With a title as ambitious as A Big Bold Beautiful Journey, expectations for an emotionally rich and inventive film are high, but this romantic fantasy struggles to live up to its promise.
Kogonada’s latest, written by Seth Reiss, follows long-time singles David from the South (Colin Farrell) and Sarah from Downtown (Margot Robbie), two city dwellers whose paths finally cross at a mutual friend’s wedding. David is a hopeless romantic, while Sarah is romantically stunted, lamenting, “You have destroyed some men, and some men have destroyed me.” Yet beneath their differences, they share a quirky, secretly dorky side that the film tries—and largely fails—to capitalize on. Their “journey” feels uncertain, as the destination the film is aiming for remains unclear.
The story hinges on a mysterious car rental agency that functions like a soulmate service. David and Sarah are each handed rental cars outfitted with GPS, every stop leading them deeper into a curated journey, one that promises connection but often feels more like “rent cars and wreck lives.”

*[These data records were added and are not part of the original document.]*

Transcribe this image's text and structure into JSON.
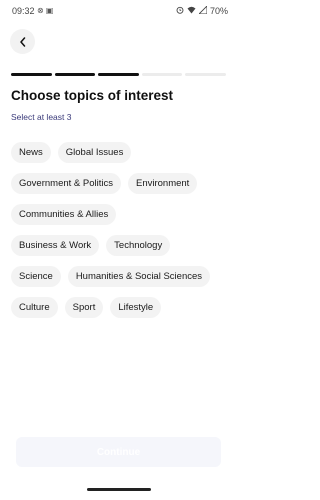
{
  "status_bar": {
    "time": "09:32",
    "left_icons": "⊗ ▣",
    "battery": "70%"
  },
  "header": {
    "back_icon": "chevron-left-icon",
    "progress": {
      "total_steps": 5,
      "completed_steps": 3
    }
  },
  "content": {
    "title": "Choose topics of interest",
    "subtitle": "Select at least 3"
  },
  "topics": [
    [
      "News",
      "Global Issues"
    ],
    [
      "Government & Politics",
      "Environment"
    ],
    [
      "Communities & Allies"
    ],
    [
      "Business & Work",
      "Technology"
    ],
    [
      "Science",
      "Humanities & Social Sciences"
    ],
    [
      "Culture",
      "Sport",
      "Lifestyle"
    ]
  ],
  "footer": {
    "continue_label": "Continue"
  },
  "colors": {
    "accent": "#111111",
    "chip_bg": "#f3f3f3",
    "button_disabled": "#f5f6fb"
  }
}
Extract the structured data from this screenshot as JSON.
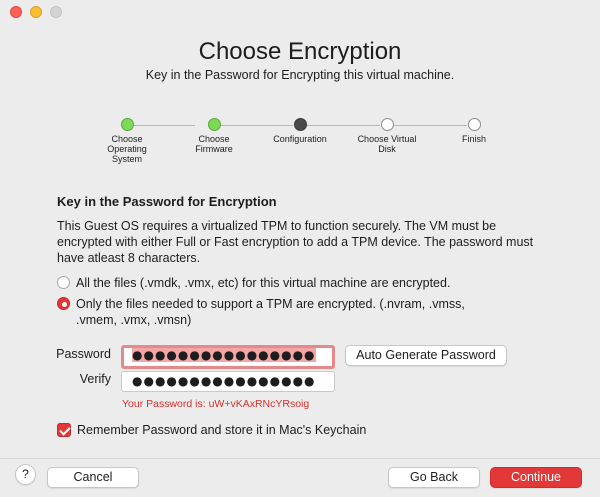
{
  "window": {
    "title": "Choose Encryption",
    "subtitle": "Key in the Password for Encrypting this virtual machine."
  },
  "stepper": {
    "steps": [
      {
        "label": "Choose Operating System",
        "state": "done"
      },
      {
        "label": "Choose Firmware",
        "state": "done"
      },
      {
        "label": "Configuration",
        "state": "current"
      },
      {
        "label": "Choose Virtual Disk",
        "state": "pending"
      },
      {
        "label": "Finish",
        "state": "pending"
      }
    ]
  },
  "section": {
    "title": "Key in the Password for Encryption",
    "description": "This Guest OS requires a virtualized TPM to function securely. The VM must be encrypted with either Full or Fast encryption to add a TPM device. The password must have atleast 8 characters."
  },
  "options": {
    "all_files": {
      "label": "All the files (.vmdk, .vmx, etc) for this virtual machine are encrypted.",
      "selected": false
    },
    "tpm_files": {
      "label": "Only the files needed to support a TPM are encrypted. (.nvram, .vmss, .vmem, .vmx, .vmsn)",
      "selected": true
    }
  },
  "password": {
    "label": "Password",
    "value": "●●●●●●●●●●●●●●●●",
    "verify_label": "Verify",
    "verify_value": "●●●●●●●●●●●●●●●●",
    "auto_generate_label": "Auto Generate Password",
    "message": "Your Password is: uW+vKAxRNcYRsoig"
  },
  "keychain": {
    "label": "Remember Password and store it in Mac's Keychain",
    "checked": true
  },
  "footer": {
    "help_label": "?",
    "cancel_label": "Cancel",
    "back_label": "Go Back",
    "continue_label": "Continue"
  },
  "colors": {
    "accent": "#e23838",
    "done_step": "#7ed957",
    "current_step": "#4a4a4a",
    "error_text": "#d9302c"
  }
}
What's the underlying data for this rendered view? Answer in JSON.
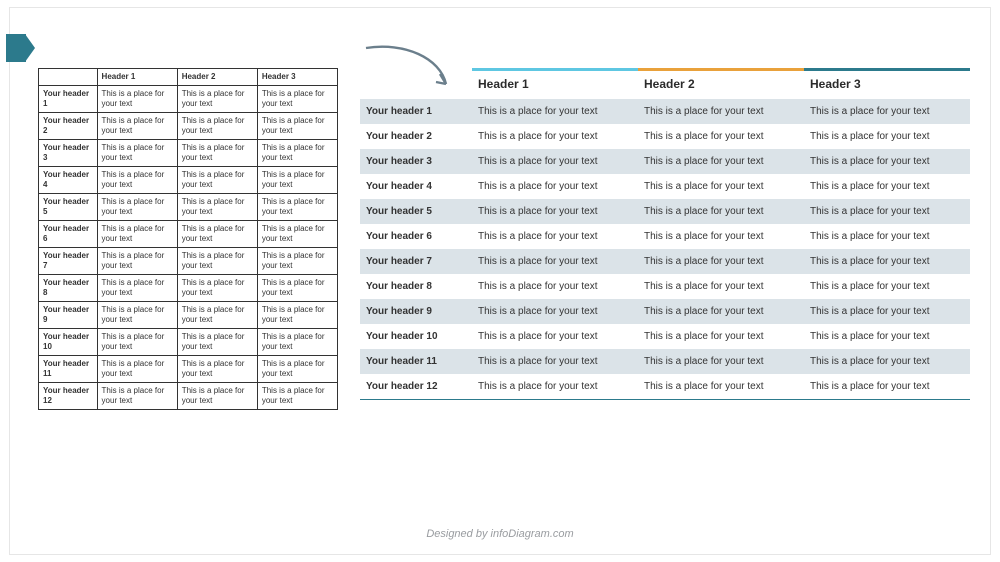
{
  "plain": {
    "headers": [
      "",
      "Header 1",
      "Header 2",
      "Header 3"
    ],
    "rows": [
      {
        "label": "Your header 1",
        "c1": "This is a place for your text",
        "c2": "This is a place for your text",
        "c3": "This is a place for your text"
      },
      {
        "label": "Your header 2",
        "c1": "This is a place for your text",
        "c2": "This is a place for your text",
        "c3": "This is a place for your text"
      },
      {
        "label": "Your header 3",
        "c1": "This is a place for your text",
        "c2": "This is a place for your text",
        "c3": "This is a place for your text"
      },
      {
        "label": "Your header 4",
        "c1": "This is a place for your text",
        "c2": "This is a place for your text",
        "c3": "This is a place for your text"
      },
      {
        "label": "Your header 5",
        "c1": "This is a place for your text",
        "c2": "This is a place for your text",
        "c3": "This is a place for your text"
      },
      {
        "label": "Your header 6",
        "c1": "This is a place for your text",
        "c2": "This is a place for your text",
        "c3": "This is a place for your text"
      },
      {
        "label": "Your header 7",
        "c1": "This is a place for your text",
        "c2": "This is a place for your text",
        "c3": "This is a place for your text"
      },
      {
        "label": "Your header 8",
        "c1": "This is a place for your text",
        "c2": "This is a place for your text",
        "c3": "This is a place for your text"
      },
      {
        "label": "Your header 9",
        "c1": "This is a place for your text",
        "c2": "This is a place for your text",
        "c3": "This is a place for your text"
      },
      {
        "label": "Your header 10",
        "c1": "This is a place for your text",
        "c2": "This is a place for your text",
        "c3": "This is a place for your text"
      },
      {
        "label": "Your header 11",
        "c1": "This is a place for your text",
        "c2": "This is a place for your text",
        "c3": "This is a place for your text"
      },
      {
        "label": "Your header 12",
        "c1": "This is a place for your text",
        "c2": "This is a place for your text",
        "c3": "This is a place for your text"
      }
    ]
  },
  "modern": {
    "headers": [
      "",
      "Header 1",
      "Header 2",
      "Header 3"
    ],
    "rows": [
      {
        "label": "Your header 1",
        "c1": "This is a place for your text",
        "c2": "This is a place for your text",
        "c3": "This is a place for your text"
      },
      {
        "label": "Your header 2",
        "c1": "This is a place for your text",
        "c2": "This is a place for your text",
        "c3": "This is a place for your text"
      },
      {
        "label": "Your header 3",
        "c1": "This is a place for your text",
        "c2": "This is a place for your text",
        "c3": "This is a place for your text"
      },
      {
        "label": "Your header 4",
        "c1": "This is a place for your text",
        "c2": "This is a place for your text",
        "c3": "This is a place for your text"
      },
      {
        "label": "Your header 5",
        "c1": "This is a place for your text",
        "c2": "This is a place for your text",
        "c3": "This is a place for your text"
      },
      {
        "label": "Your header 6",
        "c1": "This is a place for your text",
        "c2": "This is a place for your text",
        "c3": "This is a place for your text"
      },
      {
        "label": "Your header 7",
        "c1": "This is a place for your text",
        "c2": "This is a place for your text",
        "c3": "This is a place for your text"
      },
      {
        "label": "Your header 8",
        "c1": "This is a place for your text",
        "c2": "This is a place for your text",
        "c3": "This is a place for your text"
      },
      {
        "label": "Your header 9",
        "c1": "This is a place for your text",
        "c2": "This is a place for your text",
        "c3": "This is a place for your text"
      },
      {
        "label": "Your header 10",
        "c1": "This is a place for your text",
        "c2": "This is a place for your text",
        "c3": "This is a place for your text"
      },
      {
        "label": "Your header 11",
        "c1": "This is a place for your text",
        "c2": "This is a place for your text",
        "c3": "This is a place for your text"
      },
      {
        "label": "Your header 12",
        "c1": "This is a place for your text",
        "c2": "This is a place for your text",
        "c3": "This is a place for your text"
      }
    ]
  },
  "footer": "Designed by infoDiagram.com"
}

Sarah, for all Margot Robbie’s charm, is written so self-deprecating that her endless cycle of “let’s not do this because we’ll only hurt each other” speeches quickly grows exhausting. Love, after all, is about open doors and taking risks, a sentiment the film itself seems unwilling to embrace.
Characterization, meanwhile, is reduced to broad strokes: Sarah is the type of woman who cheats and disappears in the middle of the night, while David is the archetypal hopeless romantic who sabotages himself. He ends engagements out of unhappiness, pines after women who don’t reciprocate, and convinces himself he can love someone into fulfillment. Their dynamic might have worked with sharper writing, but here it collapses under repetition and cliché.
Visually, the film is meticulously crafted. The cinematography is precise, awash in vibrant yellows, blues, and reds, hinting at symbolic significance that never fully materializes. The score, composed by Japanese composer Joe Hisaishi, his first non-Japanese film release, is paired with songs by Laufey and Mitski; together, they imbue the film with a sense of intended profundity. Yet despite the lush visuals and evocative music, the emotional resonance never lands.
The film flirts with ambitious concepts: life as a stage, love that makes time stop, and the notion of performing to reach truth, but the execution is underwhelming. Character dynamics, even with massively talented stars like Farrell and Robbie, feel clichéd. Sarah’s complexity is reduced to the familiar trope of romantic trauma and parental issues, with her own moral ambiguity, and cheating as justification for being single. David embodies the archetypal down-on-his-luck good guy, a man whose heart is worn openly on his sleeve, yearning for a love that will finally meet him halfway. Their relationship lacks true nuance, and the dialogue between the potential couple often feels forced.
The film’s non-linear timeline makes it difficult to follow the sequence of events. The past, present, and future blur in ways that leave the audience disoriented. Ultimately, A Big Bold Beautiful Journey is a film with big ideas that feel small on the screen. It aims for profundity but falls short, leaving the promise of its ambitious title largely unfulfilled.